Japan Airlines 60. Osaka Kansai to LAX
I’ve had a wonderful visit to Tokushima to visit Masumi and Dave Cooper and the Toyosaki family. They were awesome hosts and Masumi’s father, Masao, would not let me pay for a single thing – from my hotel to the express bus to Kansai this morning. He said it was because Terri and I took such good care of Masumi when she came to visit us in Texas about ten years ago, but I suspect he would have done that anyhow.
Yesterday we went shopping at the new mall on their side of the Yoshino River from Tokushima City. Since it is new and since it is hot as hell right now, the mall was packed, and my true feeling is that if you’ve seen one mall, you’ve seen most malls and this was no exception. I found a couple of very cool shirts for Jacob and a summery shirt and breezy trouser set for myself, and then we ate in the food court with the kids. After we dropped Masumi and the Kids off, Dave and I went for a massage. Male masseuses work on males and female masseuses on women. You are fully clothed in a little Jack LaLane style jumpsuit. No oils. My guy was very good however and after two weeks of travel and karate, he had me asleep on the table after about twenty minutes.
Dave dropped me off at the hotel while he went to catch up with his Awa Adori dance group at a Shinto shrine where they would perform later. Masumi and family picked me up later and we also went to the shrine. Got there right at dusk and the orange full moon was rising over the massive tori gate entrance. The walkway was lined with glowing lanterns on both sides and I had a feeling something magical was about to happen.
The Awa dance dates back to the 1500’s when Tokushima prefecture was known as Awa and was the fief of a Samurai daimyo. The dance is very tribal and seems a little like a mating ritual, with the women in their geta and kimonos, very fluid and supple as Se grass, and the men in jembei and colorful headbands and tabis, dancing around the women like dervishes. The drums are pounding, shamisens and wood flutes droning on, and bells ring constantly. Like reggae, it is almost impossible not to start moving your body with the beat. The saying for the Awa Adori matsuri is “You’re a fool if you dance and a fool if you don’t, so you might as well dance.” The dancing lasted about an hour and then there were sparklers for the children. Afterwards, Dave and I took the other car to the local onsen baths and had a most wonderful soak. Then a light meal and some good conversation before he dropped me off.

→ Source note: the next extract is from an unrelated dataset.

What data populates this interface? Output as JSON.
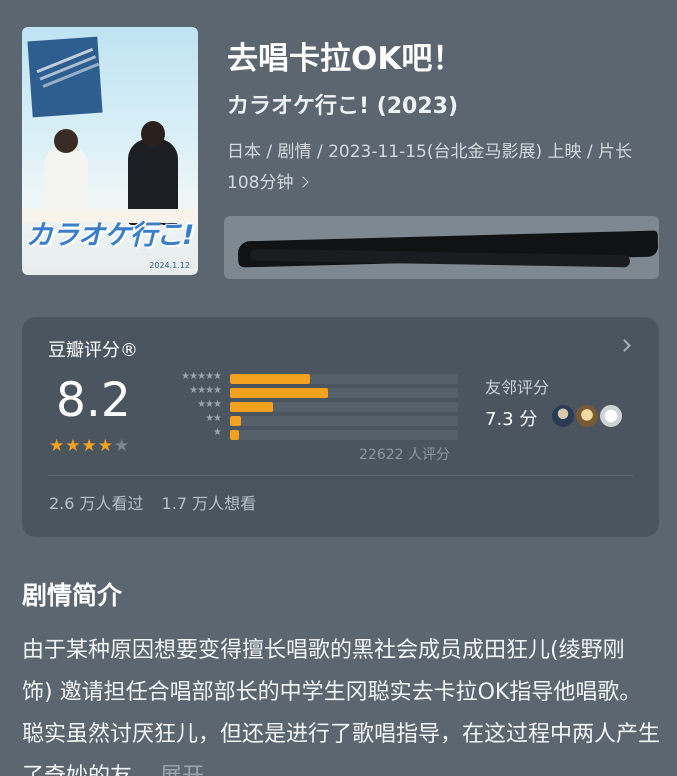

Today Masumi, Dave, and the kids came to my hotel and we walked to the JR station together to have a light brunch at Starbucks and some last minute shopping. I was terrified that I was not going to find the items Terri had given me for her “shopping list” but at the stores around the station, I scored big time and found everything she had requested. She likes the small, interesting items like coin purses. Tokushima is famous for its indigo blue dye and I was able to find the items in that beautiful deep blue with almost tie-dyed patterns. Very exquisite. Then we had to say our goodbyes and I boarded the express bus for Kansai, while Dave and Masumi had plans to head for the Oboke Gorge to visit their whitewater rafting pals. Both of them used to be river guides. They were such great hosts and are dear friends indeed.
All over Japan I am impressed with their civil and structural engineering fetes, mainly the way they have managed to build amazing roads, tunnels, and railways throughout this mountainous nation. Today, however, I was awed by the entire area around Kobe and Osaka. The area is one huge network of ports and bridges that almost defy imagination. Wow! Kansai airport itself was created as an island by using cofferdams, pumping the ocean out, and bringing fill in. Then it was connected to the mainland by a bridge that must be four miles long and allows shipping passage beneath it. This is one amazing country and a very ambitious people.
In another eight hours, God willing, I’ll be in Los Angeles. I always suffer a reverse culture shock upon arrival after the politeness and orderly manner of Japan. But it’s my country and I miss it. I mainly miss Terri and Jacob. It seems a long time since July 18 when I departed on this journey. Thank you, love, for supporting my need to go. Thank you to my senior students who took the dojo classes for me while I was away. Thank you Dave and Masumi, and also the Aussies who always adopt me. Thank you to Shihan Fujiwara and his wife and family for being so hospitable at their ryokan, and for him being my teacher. Shihan, you are the best of the best. We all know it. I hope you do also. I think other ryuha thought Seiwakai would be diminished after Tasaki Hanshi passed, but we have in fact grown and are getting better. That makes me happy and proud and is a legacy I try to instill in my own students.
Now it is back to our lives. Being able to attend a gasshuku such as ours is like entering a monastery. We live and breathe Karatedo and don’t even think about news or politics or the mundane things that typically fill up our existence. We get to do ONE thing and do it to the best of our ability. And when it’s over we’ve grown in ways we don’t even know and have hopefully changed in positive, subtle ways. I know I have.
So, from somewhere over the Pacific, I’m signing off for now. Thanks for coming along on this journey, whether actually or vicariously. I hope you’ve grown some too.